The Court of Appeal confirmed that a pure question of law may be decided by the judge at the authorization stage and ruled on the relative effect of a judgment authorizing a class action for settlement purposes covering only some of the defendants.
In a unanimous decision rendered on November 15, 2019, the Court of Appeal of Québec (the Court of Appeal) dismissed the appeal from the judgment of the Honourable Judge Stéphane Sansfaçon rendered on May 14, 2018, dismissing the application for authorization to bring a class action against the respondents, based on section 230(c) of the Consumer Protection Act.
The Court of Appeal, after recalling the limited power of intervention of a court of appeal at the authorization stage, based on the Supreme Court's findings in its recent decision L'Oratoire St-Joseph du Mont-Royal v. J.J., (2019 SCC 35), determined that the trial judge did not commit any error of law and that his judgment did not result from a manifestly ill-founded assessment of the arguable case test provided for in article 575.2º C.p.c.
The class action, for which authorization was sought, covered cases where the respondents, in the telecommunications and social media field, offered consumers a service for which a monthly rate was included in the contract.

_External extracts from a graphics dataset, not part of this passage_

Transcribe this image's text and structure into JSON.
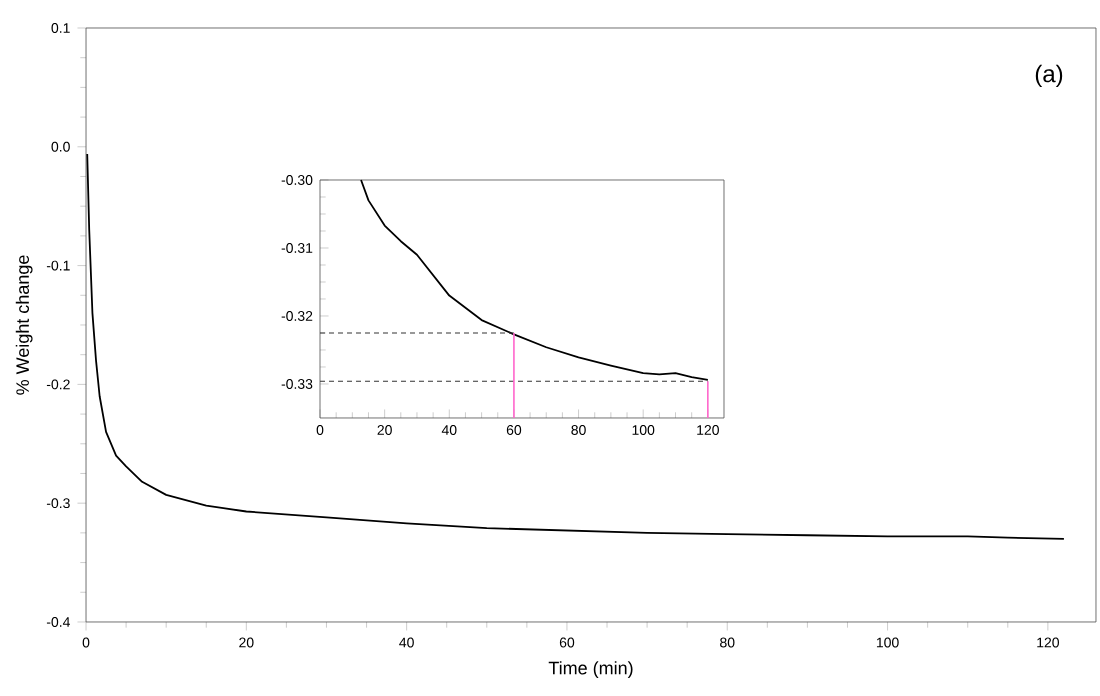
{
  "chart_data": [
    {
      "type": "line",
      "xlabel": "Time (min)",
      "ylabel": "% Weight change",
      "annotations": [
        "(a)"
      ],
      "xlim": [
        0,
        126
      ],
      "ylim": [
        -0.4,
        0.1
      ],
      "xticks": [
        0,
        20,
        40,
        60,
        80,
        100,
        120
      ],
      "yticks": [
        {
          "value": 0.1,
          "label": "0.1"
        },
        {
          "value": 0,
          "label": "0.0"
        },
        {
          "value": -0.1,
          "label": "-0.1"
        },
        {
          "value": -0.2,
          "label": "-0.2"
        },
        {
          "value": -0.3,
          "label": "-0.3"
        },
        {
          "value": -0.4,
          "label": "-0.4"
        }
      ],
      "grid": false,
      "x": [
        0.15,
        0.4,
        0.8,
        1.25,
        1.7,
        2.5,
        3.75,
        5,
        7,
        10,
        15,
        20,
        30,
        40,
        50,
        60,
        70,
        80,
        90,
        100,
        110,
        115,
        122
      ],
      "series": [
        {
          "color": "#000000",
          "values": [
            -0.006,
            -0.07,
            -0.14,
            -0.18,
            -0.21,
            -0.24,
            -0.26,
            -0.269,
            -0.282,
            -0.293,
            -0.302,
            -0.307,
            -0.312,
            -0.317,
            -0.321,
            -0.323,
            -0.325,
            -0.326,
            -0.327,
            -0.328,
            -0.328,
            -0.329,
            -0.33
          ]
        }
      ]
    },
    {
      "type": "line",
      "xlim": [
        0,
        125
      ],
      "ylim": [
        -0.335,
        -0.3
      ],
      "xticks": [
        0,
        20,
        40,
        60,
        80,
        100,
        120
      ],
      "yticks": [
        {
          "value": -0.3,
          "label": "-0.30"
        },
        {
          "value": -0.31,
          "label": "-0.31"
        },
        {
          "value": -0.32,
          "label": "-0.32"
        },
        {
          "value": -0.33,
          "label": "-0.33"
        }
      ],
      "grid": false,
      "x": [
        12.7,
        15,
        20,
        25,
        30,
        40,
        50,
        60,
        70,
        80,
        90,
        100,
        105,
        110,
        115,
        120
      ],
      "series": [
        {
          "color": "#000000",
          "values": [
            -0.3,
            -0.303,
            -0.3067,
            -0.309,
            -0.311,
            -0.317,
            -0.3206,
            -0.3227,
            -0.3246,
            -0.3261,
            -0.3273,
            -0.3284,
            -0.3286,
            -0.3284,
            -0.329,
            -0.3294
          ]
        }
      ],
      "ref_lines": [
        {
          "axis": "y",
          "value": -0.3225,
          "color": "#333333",
          "line_style": "dashed"
        },
        {
          "axis": "y",
          "value": -0.3296,
          "color": "#333333",
          "line_style": "dashed"
        },
        {
          "axis": "x",
          "value": 60,
          "color": "#ff66cc",
          "line_style": "solid"
        },
        {
          "axis": "x",
          "value": 120,
          "color": "#ff66cc",
          "line_style": "solid"
        }
      ]
    }
  ]
}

The contract also provided that during the first few months, this rate would be lower, or even zero, in certain cases.
Thus, the consumer would pay the reduced rate provided for in the contract for a certain period of time and, at the end of the period, would be billed the full rate, also provided for in the contract. The consumer retained the right, at any time and at his/her sole discretion, to terminate the contract concluded with one of these same respondents, without charge.
The Court of Appeal noted that the judge hearing an application for authorization may decide a question of law at this preliminary stage and that the court must necessarily interpret the law to determine whether the class action for which such certification is sought is manifestly unfounded in law.
This excerpt from the judgment speaks volumes about the filtering role at the authorization stage:
 To agree with the appellant's arguments on this issue would ensure that, despite a manifestly unfounded, even irrational, legal argument in support of the application for authorization, the judge would have no choice but to refer the analysis to the trial judge and consider the criterion in paragraph 575.2 C.C.P. met. The flexible and liberal approach advocated by the Supreme Court's jurisprudence on authorization, and reiterated by this Court on several occasions, does not go that far and the authorization judge's screening role makes sense here.
In the present case, the Court of Appeal held that section 230(c) of the Consumer Protection Act does not apply to situations where, as in the case under study, the consumer knows and is able to assess the terms of the contract from the outset and also to give informed consent to being charged the regular price at the end of the period provided for in the contractual agreement.
The Court of Appeal also specified that, although in this case the trial judge authorized the class action, for settlement purposes, against certain defendants, this did not mean that he was absolutely required to authorize the class action against the defendants who did not participate in the settlement.
The Court of Appeal pointed out that the analysis of the criteria in article 575 C.C.P. is more flexible when approving a settlement agreement. The judgment authorizing the institution of a class action for the purpose of approving a settlement covering only some of the defendants therefore has no effect on defendants who do not participate in that settlement, which holding was clearly specified in the judgment.
This decision of the Court of Appeal thus confirms important principles and will give judges a solid basis for deciding a question of law at the authorization stage.